France’s top financial regulator is calling for more flexibility around how European countries implement market rules as Paris pushes to replace the UK as the predominant voice in EU decision-making after Brexit.
Robert Ophèle, chairman of the Financial Markets Regulator (AMF) said the imposition of Europe-wide rules left little room for national authorities to adapt to changing environments, such as the UK’s departure from the EU.
In EU lawmaking, the broad set of rules for the single market is set out by politicians in “Level 1” text. Officials and authorities then make the rules workable.
“As soon as you put something in Level 1, it’s very difficult to change anything,” said Mr Ophèle. “Even without Brexit, we should have [more flexibility]. But with Brexit, it’s obvious that we should.”
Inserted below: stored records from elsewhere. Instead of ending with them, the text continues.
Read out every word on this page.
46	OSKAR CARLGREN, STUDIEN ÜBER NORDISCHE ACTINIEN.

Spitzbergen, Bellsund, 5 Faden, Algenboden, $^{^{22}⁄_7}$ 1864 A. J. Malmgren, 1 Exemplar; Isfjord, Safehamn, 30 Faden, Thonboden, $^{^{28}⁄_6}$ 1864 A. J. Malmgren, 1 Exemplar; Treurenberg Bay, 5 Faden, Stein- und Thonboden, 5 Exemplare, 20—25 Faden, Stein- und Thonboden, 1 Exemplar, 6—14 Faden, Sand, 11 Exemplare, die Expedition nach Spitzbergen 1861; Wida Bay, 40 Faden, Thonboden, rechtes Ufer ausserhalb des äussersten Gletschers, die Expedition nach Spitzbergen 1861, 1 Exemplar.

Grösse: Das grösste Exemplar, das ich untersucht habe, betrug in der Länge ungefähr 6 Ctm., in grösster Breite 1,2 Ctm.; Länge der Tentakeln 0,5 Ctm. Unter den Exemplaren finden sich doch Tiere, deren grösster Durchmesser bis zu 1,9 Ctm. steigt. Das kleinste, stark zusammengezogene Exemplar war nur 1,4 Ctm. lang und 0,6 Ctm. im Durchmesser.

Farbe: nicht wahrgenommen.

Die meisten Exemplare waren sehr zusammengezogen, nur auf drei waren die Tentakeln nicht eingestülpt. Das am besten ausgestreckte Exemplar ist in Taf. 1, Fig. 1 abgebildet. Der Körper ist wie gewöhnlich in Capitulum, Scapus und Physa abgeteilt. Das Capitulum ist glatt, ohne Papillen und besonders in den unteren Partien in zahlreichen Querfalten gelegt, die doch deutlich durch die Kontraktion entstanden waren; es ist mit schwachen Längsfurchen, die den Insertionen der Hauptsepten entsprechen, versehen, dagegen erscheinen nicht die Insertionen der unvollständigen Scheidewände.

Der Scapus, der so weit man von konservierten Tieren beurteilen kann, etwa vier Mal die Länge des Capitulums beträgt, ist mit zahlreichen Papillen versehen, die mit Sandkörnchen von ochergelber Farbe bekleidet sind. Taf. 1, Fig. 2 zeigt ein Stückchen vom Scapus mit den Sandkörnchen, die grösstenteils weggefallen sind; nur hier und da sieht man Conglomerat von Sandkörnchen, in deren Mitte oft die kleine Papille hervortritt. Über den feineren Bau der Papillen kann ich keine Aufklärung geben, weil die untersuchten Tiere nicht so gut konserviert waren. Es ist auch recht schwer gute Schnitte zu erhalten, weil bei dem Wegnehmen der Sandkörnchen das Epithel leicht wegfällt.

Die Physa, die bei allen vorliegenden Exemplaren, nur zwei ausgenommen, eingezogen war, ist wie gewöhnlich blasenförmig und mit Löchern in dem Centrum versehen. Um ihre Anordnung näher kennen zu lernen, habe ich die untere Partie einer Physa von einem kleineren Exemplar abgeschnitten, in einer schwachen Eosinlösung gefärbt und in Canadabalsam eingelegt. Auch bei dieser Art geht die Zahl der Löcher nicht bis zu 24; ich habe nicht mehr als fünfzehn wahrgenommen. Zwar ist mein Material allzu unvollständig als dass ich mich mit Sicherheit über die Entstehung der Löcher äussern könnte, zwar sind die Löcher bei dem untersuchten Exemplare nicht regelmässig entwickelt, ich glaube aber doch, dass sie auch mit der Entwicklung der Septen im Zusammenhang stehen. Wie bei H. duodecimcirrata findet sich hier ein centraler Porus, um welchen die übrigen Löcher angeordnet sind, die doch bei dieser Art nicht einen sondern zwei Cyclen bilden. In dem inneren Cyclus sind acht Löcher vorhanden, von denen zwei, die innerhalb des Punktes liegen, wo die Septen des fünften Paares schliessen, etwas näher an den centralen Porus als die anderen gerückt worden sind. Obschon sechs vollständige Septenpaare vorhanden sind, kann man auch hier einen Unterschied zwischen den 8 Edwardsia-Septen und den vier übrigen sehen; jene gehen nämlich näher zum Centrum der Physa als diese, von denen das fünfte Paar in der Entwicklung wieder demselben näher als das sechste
He cited comments from Andrew Bailey, head of the UK’s Financial Conduct Authority, in April that Britain favoured regulation with fewer “detailed rules that can become set in stone” after Brexit.
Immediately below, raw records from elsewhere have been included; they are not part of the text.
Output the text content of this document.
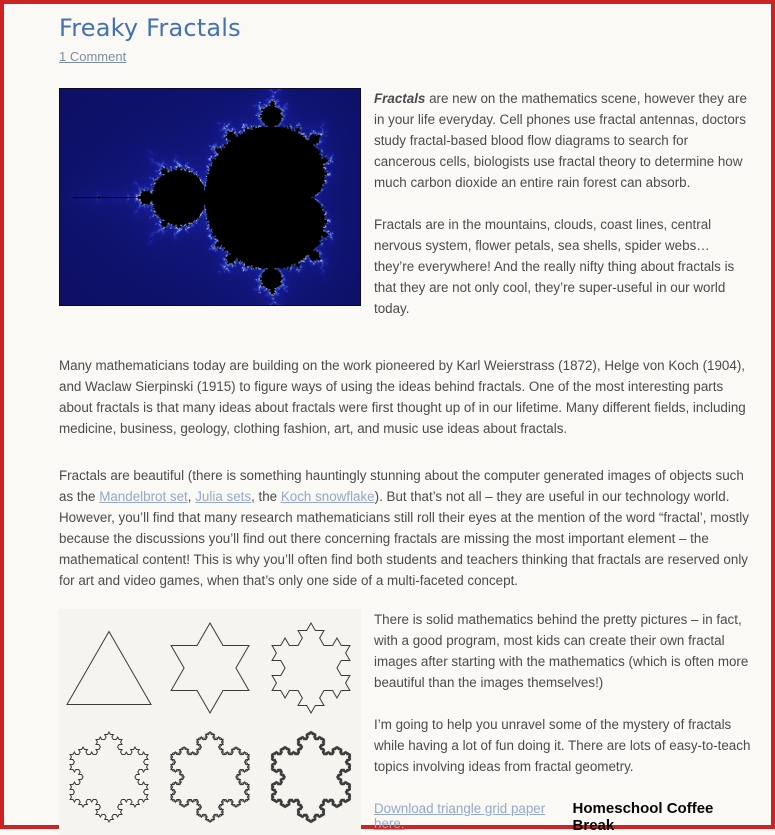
Freaky Fractals
1 Comment

Fractals are new on the mathematics scene, however they are in your life everyday. Cell phones use fractal antennas, doctors study fractal-based blood flow diagrams to search for cancerous cells, biologists use fractal theory to determine how much carbon dioxide an entire rain forest can absorb.

Fractals are in the mountains, clouds, coast lines, central nervous system, flower petals, sea shells, spider webs… they’re everywhere! And the really nifty thing about fractals is that they are not only cool, they’re super-useful in our world today.

Many mathematicians today are building on the work pioneered by Karl Weierstrass (1872), Helge von Koch (1904), and Waclaw Sierpinski (1915) to figure ways of using the ideas behind fractals. One of the most interesting parts about fractals is that many ideas about fractals were first thought up of in our lifetime. Many different fields, including medicine, business, geology, clothing fashion, art, and music use ideas about fractals.

Fractals are beautiful (there is something hauntingly stunning about the computer generated images of objects such as the Mandelbrot set, Julia sets, the Koch snowflake). But that’s not all – they are useful in our technology world. However, you’ll find that many research mathematicians still roll their eyes at the mention of the word “fractal’, mostly because the discussions you’ll find out there concerning fractals are missing the most important element – the mathematical content! This is why you’ll often find both students and teachers thinking that fractals are reserved only for art and video games, when that’s only one side of a multi-faceted concept.

There is solid mathematics behind the pretty pictures – in fact, with a good program, most kids can create their own fractal images after starting with the mathematics (which is often more beautiful than the images themselves!)

I’m going to help you unravel some of the mystery of fractals while having a lot of fun doing it. There are lots of easy-to-teach topics involving ideas from fractal geometry.

Download triangle grid paper here.
Homeschool Coffee Break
“When you listen to Andrew Bailey . . . I think it challenged the EU27,” said Mr Ophèle. “To some extent it’s clear and they are right, that being so rule-based . . . is something which is detrimental to the efficiency, the agility, the capability of the European regulation to give the appropriate answer to any challenge.”
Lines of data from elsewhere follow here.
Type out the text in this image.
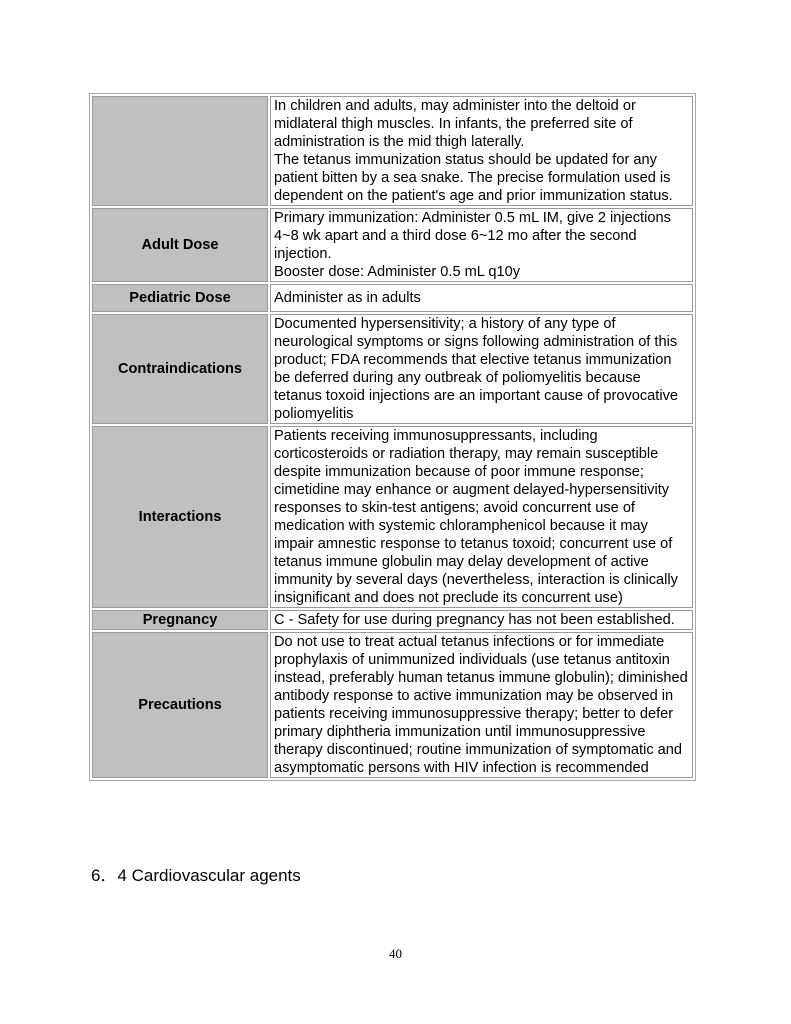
	In children and adults, may administer into the deltoid or midlateral thigh muscles. In infants, the preferred site of administration is the mid thigh laterally.
The tetanus immunization status should be updated for any patient bitten by a sea snake. The precise formulation used is dependent on the patient's age and prior immunization status.

Adult Dose	Primary immunization: Administer 0.5 mL IM, give 2 injections 4~8 wk apart and a third dose 6~12 mo after the second injection.
Booster dose: Administer 0.5 mL q10y

Pediatric Dose	Administer as in adults

Contraindications	Documented hypersensitivity; a history of any type of neurological symptoms or signs following administration of this product; FDA recommends that elective tetanus immunization be deferred during any outbreak of poliomyelitis because tetanus toxoid injections are an important cause of provocative poliomyelitis

Interactions	Patients receiving immunosuppressants, including corticosteroids or radiation therapy, may remain susceptible despite immunization because of poor immune response; cimetidine may enhance or augment delayed-hypersensitivity responses to skin-test antigens; avoid concurrent use of medication with systemic chloramphenicol because it may impair amnestic response to tetanus toxoid; concurrent use of tetanus immune globulin may delay development of active immunity by several days (nevertheless, interaction is clinically insignificant and does not preclude its concurrent use)

Pregnancy	C - Safety for use during pregnancy has not been established.

Precautions	Do not use to treat actual tetanus infections or for immediate prophylaxis of unimmunized individuals (use tetanus antitoxin instead, preferably human tetanus immune globulin); diminished antibody response to active immunization may be observed in patients receiving immunosuppressive therapy; better to defer primary diphtheria immunization until immunosuppressive therapy discontinued; routine immunization of symptomatic and asymptomatic persons with HIV infection is recommended
6．4 Cardiovascular agents
40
Mr Ophèle suggested European authorities should be allowed to issue “no action letters”. These are widely used in the US to temporarily waive the application of rules in certain situations.
He was speaking soon after the release of a white paper that called for changes to EU investment rules and emphasised the profound challenges awaiting the UK’s finance industry after Brexit.
France is aware the UK will lose its pre-eminent voice in EU financial regulation, leaving an opportunity for others.
“I’m not sure that somebody will take the lead [after Brexit] but there will be a pack of leaders, obviously. And we will be one of them,” said Mr Ophèle.
“If the FCA was a leading force in the regulatory environment, it’s because London was . . . connected with the real market, and listening to them and understanding how it works,” he added.
One area where France is looking to exert pressure is Mifid II, where it has long led opposition to the strict unbundling of research from trading fees imposed by the new regime — putting it at odds with the FCA, a driving force behind the changes.
Last week the French markets regulator stepped up efforts to increase high quality coverage of small-cap stocks, which it fears has been affected by Mifid II. The rules imposed cleaner divisions between payments for trading and those for research. Historically, brokers had “bundled” research for free as part of their service.
The AMF has concerns that the emergence of research that is being sponsored by corporate issuers creates a potential conflict of interest. It commissioned a study to find “concrete ways” to improve the situation, which should be available by the end of the year.